Saatler geçtikçe tüm umutlar karla kaplı Keş Dağı’na saplanıyordu. 48 saat sürdü bekleyiş. Koordinatlara göre arama-tarama yapılan noktanın 120 kilometre uzağında, Kanlıçukur denilen noktada bulundu enkaz. 17 köylü kendi tahminleri ve yöntemleri ile bulmuştu enkazı. Yaşayan yoktu.
Şehadet haberini canlı yayında açıklayan Başbakan Erdoğan’ın gözyaşları duruyor zihnimde. O gözyaşlarının ardında ise kimsenin bilmediği bir bağın, muhabbetin ve dostluğun sırrı vardı. Siyasi rakiptiler fakat Yazıcıoğlu, Erdoğan için “Muhsin kardeşim”di hep. Erdoğan da Yazıcıoğlu için ya “Tayyip Bey” ya da “Başbakanımız” idi. Sadece siyasi rakiplerini değil, halkı kutuplaştırmaya da karşıydı. Daha helikopterinin düştüğü gün son mitingini yaptığı Çağlayancerit’te, “Sel gider kum kalır. Bu seçim de gidecek. Ama siz komşu olarak kalacaksınız” sözleri ile uyarıp kendisini dinleyenleri kardeşlik hukukuna davet etmişti.
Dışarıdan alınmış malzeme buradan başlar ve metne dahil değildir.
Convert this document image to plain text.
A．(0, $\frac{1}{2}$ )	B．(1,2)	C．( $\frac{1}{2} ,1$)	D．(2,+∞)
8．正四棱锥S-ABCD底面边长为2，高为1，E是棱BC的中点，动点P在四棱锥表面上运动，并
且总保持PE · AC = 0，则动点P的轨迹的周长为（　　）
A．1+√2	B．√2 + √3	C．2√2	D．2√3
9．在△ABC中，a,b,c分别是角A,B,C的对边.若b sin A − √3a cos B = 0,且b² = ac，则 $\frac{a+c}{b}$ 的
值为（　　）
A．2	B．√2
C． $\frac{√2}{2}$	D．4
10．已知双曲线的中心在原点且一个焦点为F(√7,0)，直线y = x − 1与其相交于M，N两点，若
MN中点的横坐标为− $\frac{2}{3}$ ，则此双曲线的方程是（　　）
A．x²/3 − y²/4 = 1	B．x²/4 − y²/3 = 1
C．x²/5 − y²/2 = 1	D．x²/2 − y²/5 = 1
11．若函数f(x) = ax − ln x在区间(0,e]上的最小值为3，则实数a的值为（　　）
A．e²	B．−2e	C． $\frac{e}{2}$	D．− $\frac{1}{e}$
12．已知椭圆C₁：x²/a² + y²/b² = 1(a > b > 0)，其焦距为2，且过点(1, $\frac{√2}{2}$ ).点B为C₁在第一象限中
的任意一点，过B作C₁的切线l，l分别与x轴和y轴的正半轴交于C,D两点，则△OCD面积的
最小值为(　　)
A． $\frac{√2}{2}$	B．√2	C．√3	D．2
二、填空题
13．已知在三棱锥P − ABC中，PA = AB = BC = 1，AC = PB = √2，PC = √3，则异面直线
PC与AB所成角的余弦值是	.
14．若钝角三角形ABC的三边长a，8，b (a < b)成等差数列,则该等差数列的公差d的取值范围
Toplum nezdindeki hak ettiği değer vefatından sonra anlaşılan ve Türk milletinin içinde kalmış bir ukdedir Muhsin Yazıcıoğlu. Kadri kıymeti hayattayken bilinseydi belki tek başına iktidar olacak bir siyasetçi olabilirdi. Fakat Yazıcıoğlu’nun ideali iktidar olmaktan çok mücadele etmekti. 12 Eylül’deki inancı ve iradesi ile Ulucanlar Cezaevinin zindanlarındaki işkencecilere kök söktürmüştü.
Toplumu sindirmek isteyenlere karşı çelikten bir irade örmüştü 28 Şubat’ta. Türlü tehdit ve kumpaslara rağmen Erbakan Hoca’nın elinden alınan Başbakanlığın bekçiliğini yapmıştı. Siyaset adamlığının ortak idealiydi ve ‘Muhsin Başkan’dı o. İnandığı yolda tek başına yürümeyi en başından seçmişti. Terazi ölçmez duruşuna doyamamıştı Anadolu insanı. Yarım kalan bu hasreti, Recep Tayyip Erdoğan ile giderdi çok sevenleri. Bunun en yalın örneğini de 40 yıllık yoldaşı Yalçın Topçu gösterdi. Topçu, bu topraklara ve millete olan bağlılığını Cumhurbaşkanı Erdoğan’ın yanında sergilediği devlet adamlığı ile perçinlerken, “bir Muhsin Yazıcıoğlu dostu nasıl olur” sorusunun canlı cevabı oldu.
PKK başta olmak üzere tüm terör örgütleri ile girilen kıyasıya mücadelede ülkemiz bir eksiklik hissediyorsa, bunun adı Muhsin Yazıcıoğlu’dur. PKK’nın beli kırıldıkça onun ruhunun şad olacağını da sadece saklı kalmış “kader arkadaşları” bilir… “Vatan aşkı maya gibidir sütü bozuklarda tutmaz” sözü de bugünlerimiz için ibret nişanesidir.